What is the last perfect campaign you remember seeing from either of the Big Two American superhero comic book publishers?

That's not the thing to me.

I didn't expect this diversity campaign to be the perfect diversity campaign, and I don't expect a publisher with diversity issues to pull out a time compression device and be able to rectify every lacking area of diversity within their organization and fictional universe in a very short amount of time.

That will take DC Comics years to rectify.

Years.

So I'm cool with the "DC You" campaign...

...because I know it's not about diversity.

It's about what lots of people have been saying it's about, which is the redirection of your attention from the thing in the not-distant past, tickling the back of your fan skull like Peter Parker's Spider-Sense.

"The New 52."

DC Comics' line-wide relaunch in Sept. 2011, the revamp of their entire universe from the beginning of time to the far-future.

A line of 52 comic books cohesively joined by the threads of a revamped mythology.

It worked for a while.

Then it didn't.

Books were cancelled and replaced with other books. Some of those books were cancelled and replaced with other books.

Reality unravels, for a campaign that was never meant to last. Never meant to be sustained.

No campaign can survive the reaper.

"DC You" is the newest link in a chain that is meant to be stronger, more relevant, longer-lasting than "The New 52".

So I applaud DC Comics for this latest initiative. Assuming that the campaign is based in sincerity and an improved company ethos, the future can only get better for mainstream comics and creators in the comic book business.

Because DC Comics will hire more writers of color, profile more characters of color, more teenagers who don't wear costumes but have extraordinary abilities, more characters who are neither heterosexual nor cisgender, more characters representing disabled persons, and more. More.

I applaud DC Comics and the future possibilities.

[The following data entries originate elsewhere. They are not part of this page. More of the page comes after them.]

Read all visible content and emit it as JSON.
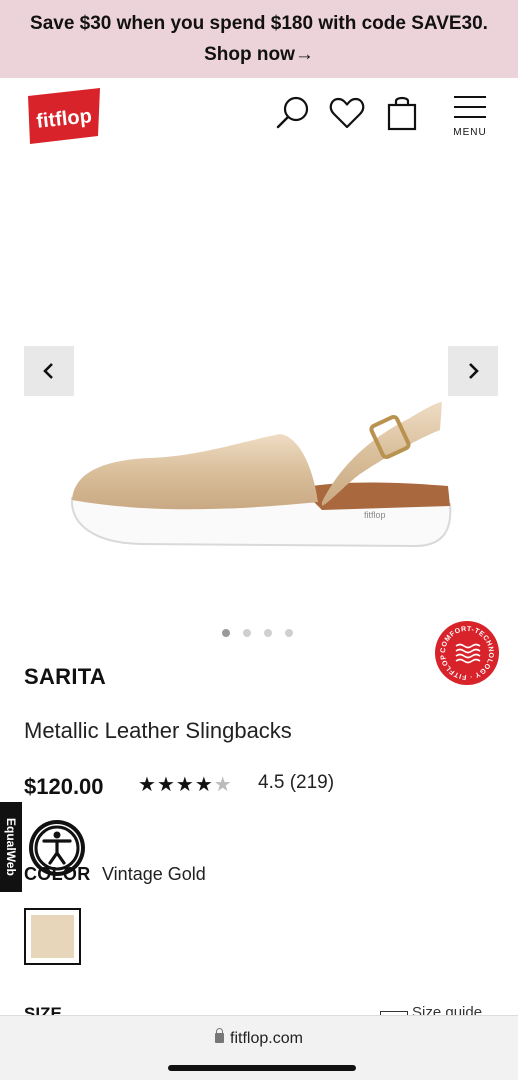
{
  "promo": {
    "line1": "Save $30 when you spend $180 with code SAVE30.",
    "line2": "Shop now→"
  },
  "header": {
    "logo_text": "fitflop",
    "menu_label": "MENU",
    "icons": [
      "search-icon",
      "heart-icon",
      "bag-icon",
      "hamburger-icon"
    ],
    "logo_color": "#d8232a"
  },
  "gallery": {
    "prev_icon": "chevron-left-icon",
    "next_icon": "chevron-right-icon",
    "dots": 4,
    "active_dot": 1,
    "badge_text": "COMFORT-TECHNOLOGY · FITFLOP ·",
    "badge_color": "#d8232a"
  },
  "product": {
    "name": "SARITA",
    "description": "Metallic Leather Slingbacks",
    "price": "$120.00",
    "stars": "★★★★★",
    "rating_text": "4.5 (219)",
    "rating_value": 4.5
  },
  "equalweb": {
    "label": "EqualWeb"
  },
  "color": {
    "label": "COLOR",
    "value": "Vintage Gold",
    "swatch_color": "#e7d6b9"
  },
  "size": {
    "label": "SIZE",
    "guide_label": "Size guide"
  },
  "browser": {
    "url": "fitflop.com"
  }
}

I also feel sorry for DC Comics.

Because its various initiatives throughout the years, its various crossover events, going back to "Infinite Crisis" and shown through the fabric and expiration of "The New 52," speaks to a deeper truth about the company. The thing that a bunch of us have said for a number of years.

DC Comics will never be the number one American publisher of superhero comics if they keep trying to out-Marvel Marvel Comics.

Think about their various course corrections with a number of DC's characters, main characters, secondary characters.

Do you honestly feel DC has a handle on Superman?

A handle on The Wonder Woman?

Yes, DC has Batman down, in part due to "Batman" writer Scott Snyder and Batman Group Editor Mark Doyle.

But things keep changing in style and approach with characters like Green Arrow.

Certainly with Black Canary.

The Black Canary of the new post-"Convergence" DC Universe is someone I don't recognize, because she seems so divergent from the Black Canary of less than a year ago.

DC Comics bobs and weaves, shifting with the direction of the winds of trends, but somehow, for some reason, it seems to do it a little too late to seem in-step.

A little later than Marvel Comics.

The narratives of the major and secondary characters and teams in Marvel Comics seem to be more about an evolution and less of a redirection.

I have no particular allegiance to Marvel Comics. I have examined and will continue to examine Marvel on a number of its corporate and intellectual property maintenance when it comes to diversity.

This is about the real diversity of DC Comics, the one that does not scream from its universe.

Imagination.

Marvel Comics is much closer to "the world outside your window," as per its claim, than DC Comics is. Marvel is better with their timing in relation to the cultural zeitgeist.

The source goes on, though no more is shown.